- Directed by: James Algar
- Written by: Lawrence Edward Watkin Ted Sears
- Produced by: Walt Disney
- Narrated by: Winston Hibler
- Cinematography: Alfred Milotte
- Edited by: Norman R. Palmer
- Music by: Paul Smith
- Production company: Walt Disney Productions
- Distributed by: RKO Radio Pictures
- Release date: July 19, 1950;
- Running time: 32 minutes
- Country: United States
- Language: English

= In Beaver Valley =

1950 film

In Beaver Valley is a 1950 American short documentary film directed by James Algar. and written by Lawrence Edward Watkin and Ted Sears.
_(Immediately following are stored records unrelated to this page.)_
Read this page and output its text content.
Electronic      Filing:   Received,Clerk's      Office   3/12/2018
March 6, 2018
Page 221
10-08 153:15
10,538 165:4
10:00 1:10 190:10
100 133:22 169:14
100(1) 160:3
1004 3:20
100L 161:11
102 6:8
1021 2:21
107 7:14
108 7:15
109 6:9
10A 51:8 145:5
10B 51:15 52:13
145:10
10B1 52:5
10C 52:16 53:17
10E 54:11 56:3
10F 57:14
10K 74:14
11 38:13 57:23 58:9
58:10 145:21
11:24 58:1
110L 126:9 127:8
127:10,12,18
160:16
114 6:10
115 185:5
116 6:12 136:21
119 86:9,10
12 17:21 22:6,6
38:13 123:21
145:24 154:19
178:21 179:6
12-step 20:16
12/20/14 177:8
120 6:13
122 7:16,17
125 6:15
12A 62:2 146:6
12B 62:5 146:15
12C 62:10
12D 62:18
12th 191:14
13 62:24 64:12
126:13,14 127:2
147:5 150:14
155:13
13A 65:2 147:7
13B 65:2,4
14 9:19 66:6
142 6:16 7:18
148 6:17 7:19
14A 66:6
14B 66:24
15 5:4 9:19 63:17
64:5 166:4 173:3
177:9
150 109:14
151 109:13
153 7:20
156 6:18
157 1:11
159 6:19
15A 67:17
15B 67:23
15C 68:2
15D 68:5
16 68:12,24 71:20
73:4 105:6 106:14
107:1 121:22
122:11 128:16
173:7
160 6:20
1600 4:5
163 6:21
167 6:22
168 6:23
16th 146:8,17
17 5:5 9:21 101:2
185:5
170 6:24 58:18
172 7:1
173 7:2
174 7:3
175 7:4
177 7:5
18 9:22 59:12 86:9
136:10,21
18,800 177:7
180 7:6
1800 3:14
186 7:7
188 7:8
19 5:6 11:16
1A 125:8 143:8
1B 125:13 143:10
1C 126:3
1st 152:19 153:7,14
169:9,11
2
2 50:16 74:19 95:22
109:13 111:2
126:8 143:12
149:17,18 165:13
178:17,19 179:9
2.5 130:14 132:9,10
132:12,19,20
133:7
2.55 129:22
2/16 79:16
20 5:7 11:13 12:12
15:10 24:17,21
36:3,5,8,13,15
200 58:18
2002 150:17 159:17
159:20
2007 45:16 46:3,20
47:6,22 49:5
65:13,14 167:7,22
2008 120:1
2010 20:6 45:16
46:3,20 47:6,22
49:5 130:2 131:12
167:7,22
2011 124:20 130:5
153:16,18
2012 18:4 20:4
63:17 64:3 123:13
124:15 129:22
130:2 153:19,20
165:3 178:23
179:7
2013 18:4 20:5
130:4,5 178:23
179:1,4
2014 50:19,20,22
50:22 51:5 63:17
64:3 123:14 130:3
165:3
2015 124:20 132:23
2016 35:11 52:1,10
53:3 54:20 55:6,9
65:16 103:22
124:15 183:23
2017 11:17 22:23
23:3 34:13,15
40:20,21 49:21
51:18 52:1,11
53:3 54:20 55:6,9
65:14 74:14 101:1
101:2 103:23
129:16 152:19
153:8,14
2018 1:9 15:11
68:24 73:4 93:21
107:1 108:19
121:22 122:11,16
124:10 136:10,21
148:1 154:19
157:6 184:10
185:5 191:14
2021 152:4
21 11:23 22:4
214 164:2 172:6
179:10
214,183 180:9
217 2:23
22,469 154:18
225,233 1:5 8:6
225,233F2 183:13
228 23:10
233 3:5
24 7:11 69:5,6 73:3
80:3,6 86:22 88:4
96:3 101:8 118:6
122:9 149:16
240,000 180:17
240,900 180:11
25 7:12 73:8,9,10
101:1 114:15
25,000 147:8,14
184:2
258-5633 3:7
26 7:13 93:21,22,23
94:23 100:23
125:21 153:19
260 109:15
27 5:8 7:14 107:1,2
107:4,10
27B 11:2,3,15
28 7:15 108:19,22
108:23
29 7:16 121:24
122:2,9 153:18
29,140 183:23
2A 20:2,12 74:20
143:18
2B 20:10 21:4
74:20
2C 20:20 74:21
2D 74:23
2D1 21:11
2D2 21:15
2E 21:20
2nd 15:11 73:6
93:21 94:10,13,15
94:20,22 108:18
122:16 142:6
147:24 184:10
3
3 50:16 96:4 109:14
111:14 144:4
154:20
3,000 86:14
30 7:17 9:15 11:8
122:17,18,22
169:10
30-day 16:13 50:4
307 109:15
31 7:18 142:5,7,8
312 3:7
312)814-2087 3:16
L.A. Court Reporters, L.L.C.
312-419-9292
It was produced by Walt Disney as part of the True-Life Adventures series of nature documentaries.

== Plot ==
The short takes place in the mountainy West of the United States Of America. Despite the name, it is actually varied in the coverage of the nature, unlike The Olympic Elk. It then briefly focuses on a male beaver who lives a nomadic lifestyle. Making dens and hunting for food. We eventually then focus on wildlife such as birds. Eventually, the fierce lurking predator of the coyote appears. After a bit we see an American Black Bear who eats some fish. Meanwhile the beaver has met a female and had a young male, being the main breadwinner from then on. By Winter, it is cold and while the youngster is walking, a bunch of Sea Otter slide down. Unfortunately for the beaver, the coyote has appeared waiting for his next meal, but the beaver successfully hides. He can now easily rest in hibernation. However, the coyote lurks, looking for another meal.

== Accolades ==
The film won an Oscar in 1951 for Best Short Subject (Two-Reel). At the 1st Berlin International Film Festival it won the Golden Bear (Documentaries) award.